Premier de cordée

Laurent Hoebrechts
Laurent Hoebrechts Journaliste musique

Face à la noirceur ambiante, Babx choisit de viser les hauteurs. Et emmène avec lui une chanson française différente et audacieuse, nourrie au jazz…

Babx

« Ascensions »

Distribué par BisonBison.

7

On en remet une couche, mais sans se faire trop d’illusion. Outsider de la chanson française, Babx l’est, et risque bien de le rester encore un moment. C’est peut-être injuste -ils ne sont pas nombreux aujourd’hui, sur la scène hexagonale, à proposer une voix/voie aussi personnelle et audacieuse-, mais pas complètement anormal. Il n’est pas impossible que cette position à la marge convienne d’ailleurs très bien à l’intéressé lui-même. Ne l’a-t-il pas au fond un peu cherchée?

Après un premier disque nommé aux Victoires de la musique 2007 (catégorie Album révélation de l’année) et des collaborations avec les « Nouvelles Stars » émancipées Julien Doré et Camélia Jordana, David Babin (1981) de son vrai nom semblait avoir la route du succès toute tracée. Seulement voilà, la reconnaissance critique tardera à se transformer en succès public. Certains en seraient ressortis tétanisés. Lui, au contraire, en tirera un nouvel élan. Après trois disques, distribués par de gros labels, il décide de tracer sa route en solitaire. Il crée pour cela sa propre microstructure, BisonBison, inaugurée en 2015 avec Cristal Automatique 1. Disque mettant en musique une dizaine de poèmes -de Rimbaud à Jean Genet-, il ressemble à une déclaration d’indépendance. Babx est libre. Et ça lui va bien…

La légèreté

Deux ans plus tard, il poursuit sa quête. Sorti le lendemain du jour de l’Ascension, l’album du même nom partage aussi son titre avec un disque de John Coltrane, l’un de ses premiers essais free jazz enregistré en 1965. Le rapprochement est fortuit mais pas complètement incongru: plus que jamais, Babx s’est plongé dans le jazz pour nourrir sa musique. Et panser les plaies et les tourments. Il explique en effet comment les attentats de novembre 2016 ont pu, comme beaucoup, le laisser groggy, sonné. Et comment la musique a pu le secouer et le tirer de sa torpeur. Il cite les aventures sonores de musiciens comme Max Roach, Archie Shepp ou Albert Ayler. Des jazzmen qui ont réussi à créer une musique qui tenait à la fois du sacré et du cri de révolte.
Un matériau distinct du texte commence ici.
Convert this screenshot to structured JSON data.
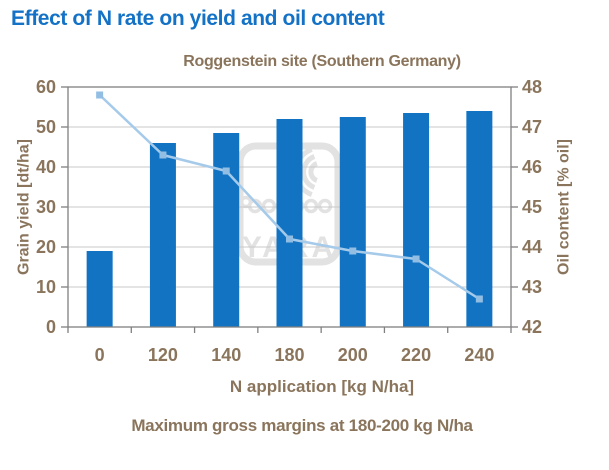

C’est précisément à cette intersection que se pose Ascensions. Le disque démarre ainsi avec le morceau Omaya, consacré à Omaya Al-Jbara, combattante irakienne qui mena la résistance dans son village face à Daesh, avant de se faire abattre par un sniper. Découpé en trois parties, le titre est repris en fin de disque, sublimé par la présence… d’Archie Shepp himself! Plus loin, sur Le Déserteur, seul au piano, Babx change de « camp » et imagine l’enterrement anonyme de l’un des kamikazes du Bataclan (« ce matin d’hiver où pleuvent les corbeaux/de personne tu ne fus le héros« ). Du malheur, le disque veut toutefois s’extraire par le haut. C’est le morceau Tango, repéré par Babx dans une série de docus de Werner Herzog baptisée… Les Ascensions. Dans le film du réalisateur allemand, le titre est chanté par un paysan guadeloupéen rêveur, qui refuse de quitter ses terres menacées par une éruption volcanique. N’ayant pas pu obtenir les droits, Babx fait chanter ici l’air populaire par Mujahid Hajana, un réfugié politique soudanais… Le message de résistance (par la musique, la poésie, la danse, etc.), lui, ne change pas. Aussi dérisoire qu’indispensable.